Übrig bleibt der ratlose Bürger. Er soll über die Zukunft des Heeres abstimmen und je mehr er oder sie darüber nachdenkt, umso mehr wächst die Verunsicherung, wo das Kreuzerl hingesetzt werden soll.
Gewinnt das Berufsheer, ist die Sache, wenn auch mit unsicherem Ausgang für alle Zeiten entschieden. Gewinnt die Wehrpflicht, könnte es vielleicht irgendwann einmal eine zweite Chance geben: wenn sich herausstellt, dass das Heer in der bisherigen Form nicht reformierbar ist. Soweit meine Vermutung. Wehrpflicht also als das kleinere Risiko?
Zugleich lockt der Reiz des Neuen, der Reiz der freien Entscheidung junger Menschen, in ein Profiheer einzutreten oder auch nicht, ein freiwilliges soziales Jahr einzuschieben oder auch nicht. Aber werden das genügend Ambitionierte auch wirklich tun – oder brechen damit unser Heer und vor allem unser Sozialnetz völlig zusammen?
Also doch am 20. Jänner nur hingehen und ungültig wählen? Seine Stimme quasi in den Müll werfen? Für die Entscheidung zählen nur gültige Stimmen, und seien es bloß 30 Prozent der Stimmberechtigten.
Noch bleiben uns 7 Tage Bedenkzeit. Die Hoffnung auf das entscheidende und alles klärende Argument ist denkbar klein. Was bleibt, ist das Staunen über diese Art von Politik, die uns offensichtlich animieren soll, bei den nächsten Bundes-Wahlen dieselben Vertreter neuerlich mit unserem Vertrauen auszustatten…

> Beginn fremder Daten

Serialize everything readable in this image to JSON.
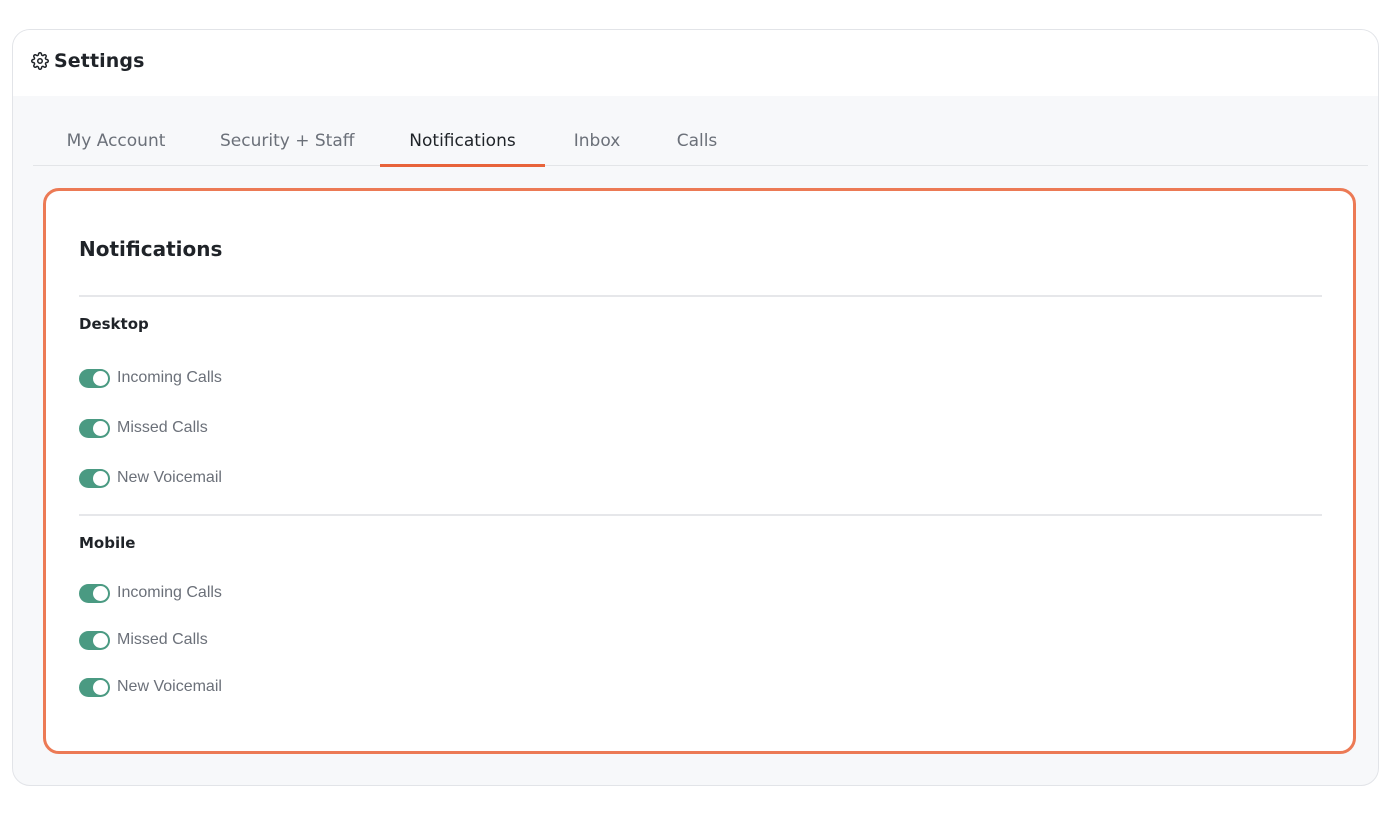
{
  "app": {
    "title": "Settings",
    "icon": "gear-icon"
  },
  "tabs": [
    {
      "label": "My Account",
      "active": false
    },
    {
      "label": "Security + Staff",
      "active": false
    },
    {
      "label": "Notifications",
      "active": true
    },
    {
      "label": "Inbox",
      "active": false
    },
    {
      "label": "Calls",
      "active": false
    }
  ],
  "panel": {
    "title": "Notifications",
    "sections": [
      {
        "label": "Desktop",
        "items": [
          {
            "label": "Incoming Calls",
            "enabled": true
          },
          {
            "label": "Missed Calls",
            "enabled": true
          },
          {
            "label": "New Voicemail",
            "enabled": true
          }
        ]
      },
      {
        "label": "Mobile",
        "items": [
          {
            "label": "Incoming Calls",
            "enabled": true
          },
          {
            "label": "Missed Calls",
            "enabled": true
          },
          {
            "label": "New Voicemail",
            "enabled": true
          }
        ]
      }
    ]
  },
  "colors": {
    "accent": "#e8633a",
    "panel_border": "#ec7a55",
    "toggle_on": "#4a9a82"
  }
}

2 Kommentare zu “Karikierter Glücksfall

  1. Adalbert Krims sagt:

    Danke für diesen Kommentar! Ich habe nur eine kleine Korrektur: nicht die KRONE hat sich entschlossen, „für die Position von Faymann zu schreiben“, sondern es war genau umgekehrt: die SPÖ-Führung hat vor 2 Jahren auf die Linie der KRONE umgeschwenkt, nachdem sie jahrzehntelang gegen ein Berufsheer war.

    Mir hat am Freitag abend eine Richterin gesagt, was sie am meisten bei dieser Volksbefragung stört, ist die Respektlosigkeit der Regierungsparteien gegenüber der Verfassung. Ob es einem passt oder nicht: die Wehrpflicht steht nun einmal in der Bundesverfassung – und eine Änderung erfordert eine Zweidrittelmehrheit im Parlament. Wenn sich nun BEIDE Regierungsparteien hinstellen und sagen: unabhängig davon, wieviele Menschen überhaupt zur Volksbefragung hingehen und unabhängig davon, wieviele für oder gegen die Wehrpflicht stimmen – wir verpflichten uns, das Ergebnis umzusetzen, so bedeutet das, dass eine kleine Minderheit von vielleicht 10 oder 15 Prozent der WählerInnen die Verfassung ändern können.

  2. nana sonet sagt:

    Ganz klar, die Regierungsparteien verweigern ihre Arbeit und der Souverän, der Trottel, macht gute Miene zu den Parteispielchen und kann NIX machen.